Dans un moment de tension politique au Niger, Zazia Bazoum Mohamed prend la parole avec détermination et émotion. Fille du président nigérien déchu, Mohamed Bazoum, elle rédige une lettre ouverte puissante et émouvante, publiée dans Le Figaro.
Cette lettre éclaire le monde sur la situation actuelle, le destin de son père et la lutte pour le maintien de la démocratie dans la nation sahélienne.
Lire aussi : Le Président Bazoum à Lomé: Que retenir?

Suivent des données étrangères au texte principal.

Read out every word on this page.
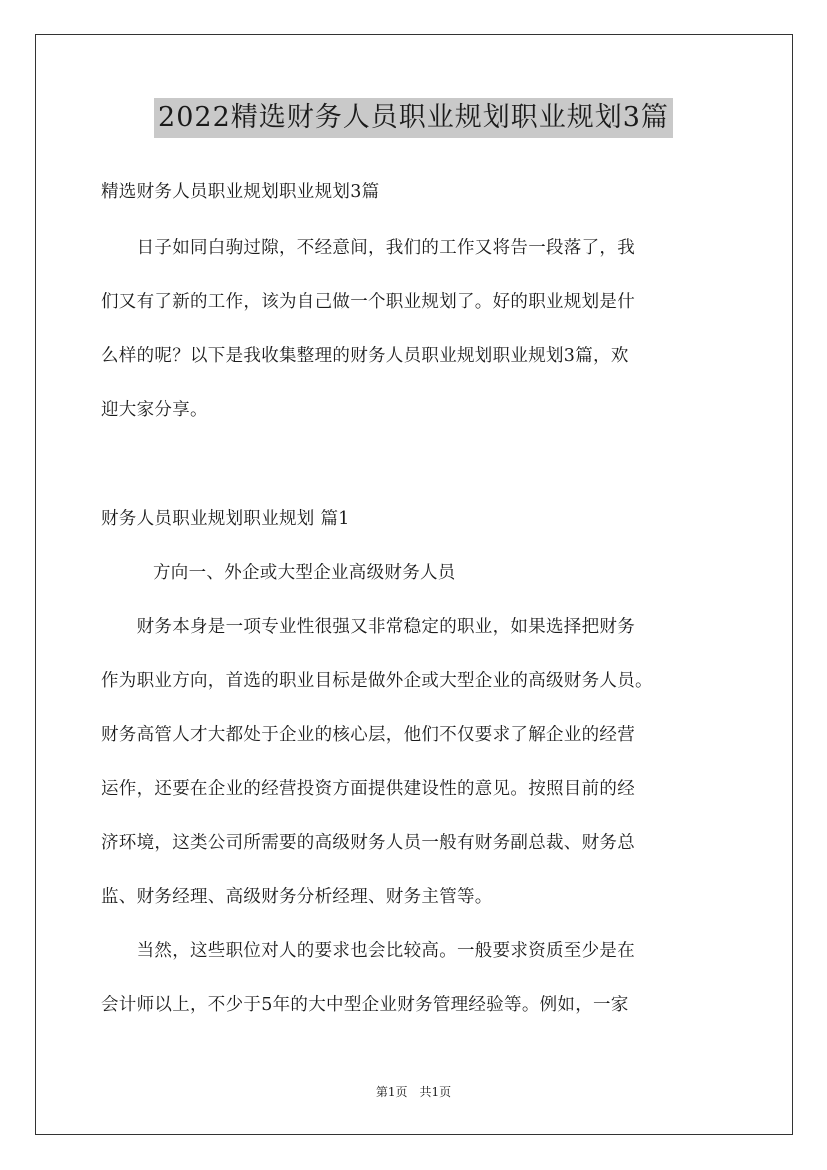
2022精选财务人员职业规划职业规划3篇
精选财务人员职业规划职业规划3篇
　　日子如同白驹过隙，不经意间，我们的工作又将告一段落了，我
们又有了新的工作，该为自己做一个职业规划了。好的职业规划是什
么样的呢？以下是我收集整理的财务人员职业规划职业规划3篇，欢
迎大家分享。
财务人员职业规划职业规划 篇1
方向一、外企或大型企业高级财务人员
　　财务本身是一项专业性很强又非常稳定的职业，如果选择把财务
作为职业方向，首选的职业目标是做外企或大型企业的高级财务人员。
财务高管人才大都处于企业的核心层，他们不仅要求了解企业的经营
运作，还要在企业的经营投资方面提供建设性的意见。按照目前的经
济环境，这类公司所需要的高级财务人员一般有财务副总裁、财务总
监、财务经理、高级财务分析经理、财务主管等。
　　当然，这些职位对人的要求也会比较高。一般要求资质至少是在
会计师以上，不少于5年的大中型企业财务管理经验等。例如，一家
第1页　共1页
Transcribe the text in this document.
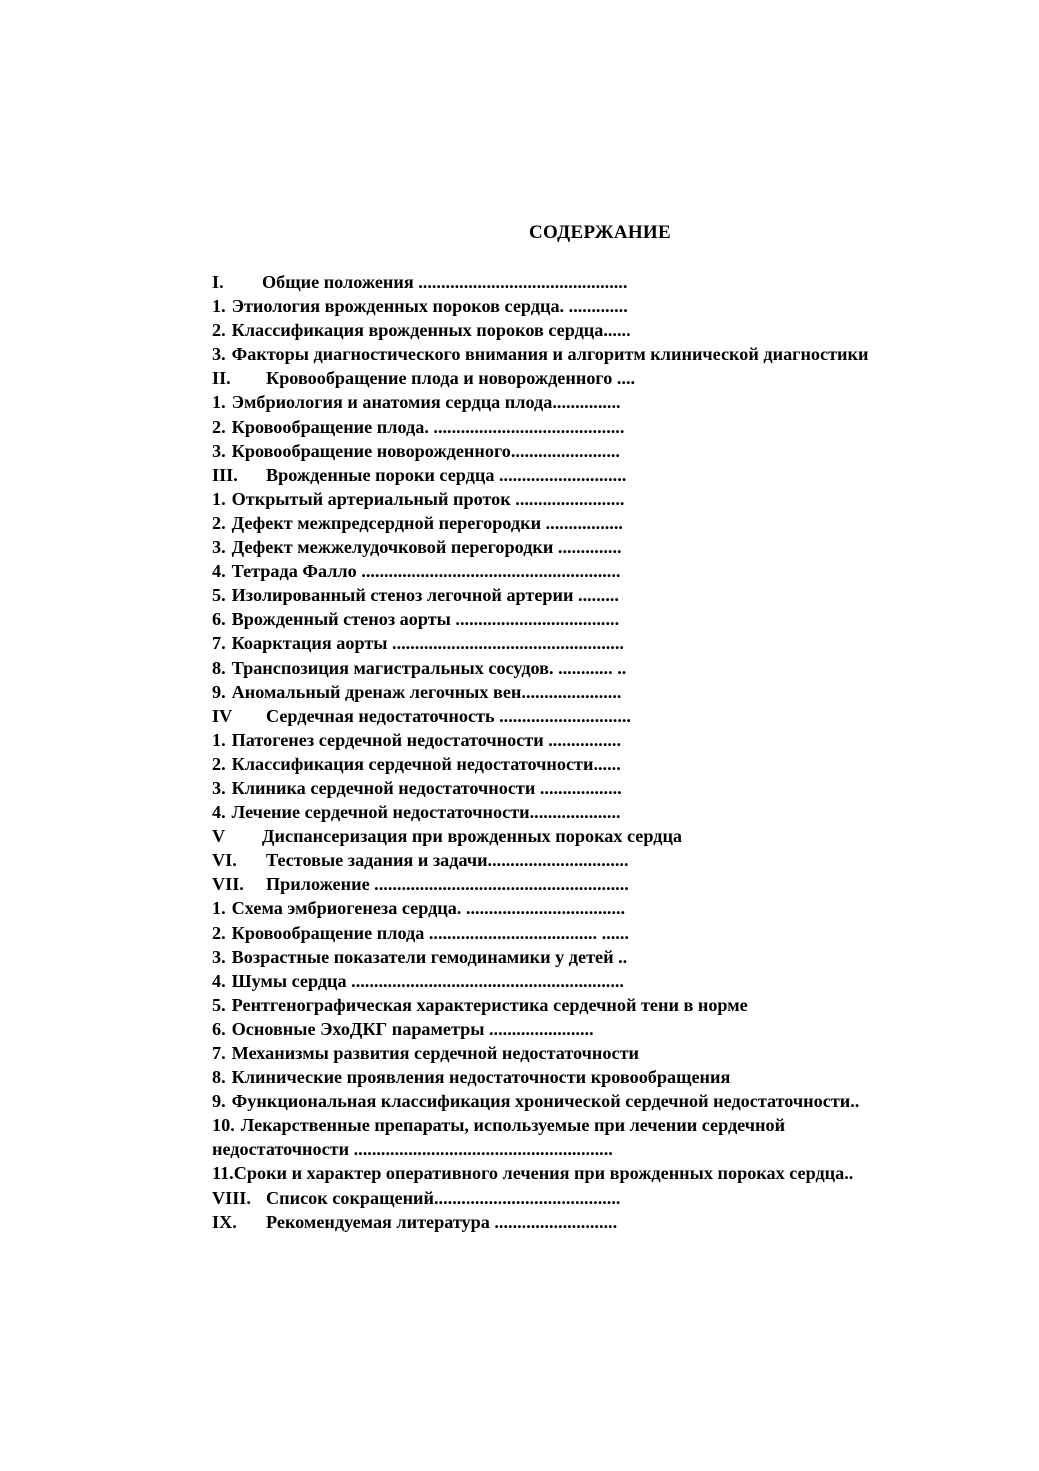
СОДЕРЖАНИЕ
I. Общие положения ..............................................
1. Этиология врожденных пороков сердца. .............
2. Классификация врожденных пороков сердца......
3. Факторы диагностического внимания и алгоритм клинической диагностики
II. Кровообращение плода и новорожденного ....
1. Эмбриология и анатомия сердца плода...............
2. Кровообращение плода. ..........................................
3. Кровообращение новорожденного........................
III. Врожденные пороки сердца ............................
1. Открытый артериальный проток ........................
2. Дефект межпредсердной перегородки .................
3. Дефект межжелудочковой перегородки ..............
4. Тетрада Фалло .........................................................
5. Изолированный стеноз легочной артерии .........
6. Врожденный стеноз аорты ....................................
7. Коарктация аорты ...................................................
8. Транспозиция магистральных сосудов. ............ ..
9. Аномальный дренаж легочных вен......................
IV Сердечная недостаточность .............................
1. Патогенез сердечной недостаточности ................
2. Классификация сердечной недостаточности......
3. Клиника сердечной недостаточности ..................
4. Лечение сердечной недостаточности....................
V Диспансеризация при врожденных пороках сердца
VI. Тестовые задания и задачи...............................
VII. Приложение ........................................................
1. Схема эмбриогенеза сердца. ...................................
2. Кровообращение плода ..................................... ......
3. Возрастные показатели гемодинамики у детей ..
4. Шумы сердца ............................................................
5. Рентгенографическая характеристика сердечной тени в норме
6. Основные ЭхоДКГ параметры .......................
7. Механизмы развития сердечной недостаточности
8. Клинические проявления недостаточности кровообращения
9. Функциональная классификация хронической сердечной недостаточности..
10. Лекарственные препараты, используемые при лечении сердечной
недостаточности .........................................................
11.Сроки и характер оперативного лечения при врожденных пороках сердца..
VIII. Список сокращений.........................................
IX. Рекомендуемая литература ...........................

Déterminé à défendre la démocratie
Dans cette lettre, Zazia Bazoum Mohamed fait savoir que malgré son arrestation et sa détention depuis le coup d’État du 26 juillet, son père refuse catégoriquement de se soumettre. Il reste intraitable dans sa volonté de défendre les principes démocratiques qui ont permis son accession au pouvoir. Elle rappelle que son père, élu démocratiquement, est le représentant authentique de la volonté du peuple nigérien, un leader ayant laissé une empreinte positive aussi bien à l’échelle nationale qu’internationale.
La fille du président déchu met en lumière l’engagement sans faille de son père contre la corruption et la mauvaise gouvernance. Elle souligne les avancées économiques réalisées sous sa direction. De plus, elle exprime fièrement son combat pour le Niger, le Sahel et l’Afrique de l’Ouest, ainsi que son dévouement à la préservation de la démocratie. Malgré sa situation précaire, maintenu en otage avec sa famille, Mohamed Bazoum reste un fervent défenseur des valeurs démocratiques.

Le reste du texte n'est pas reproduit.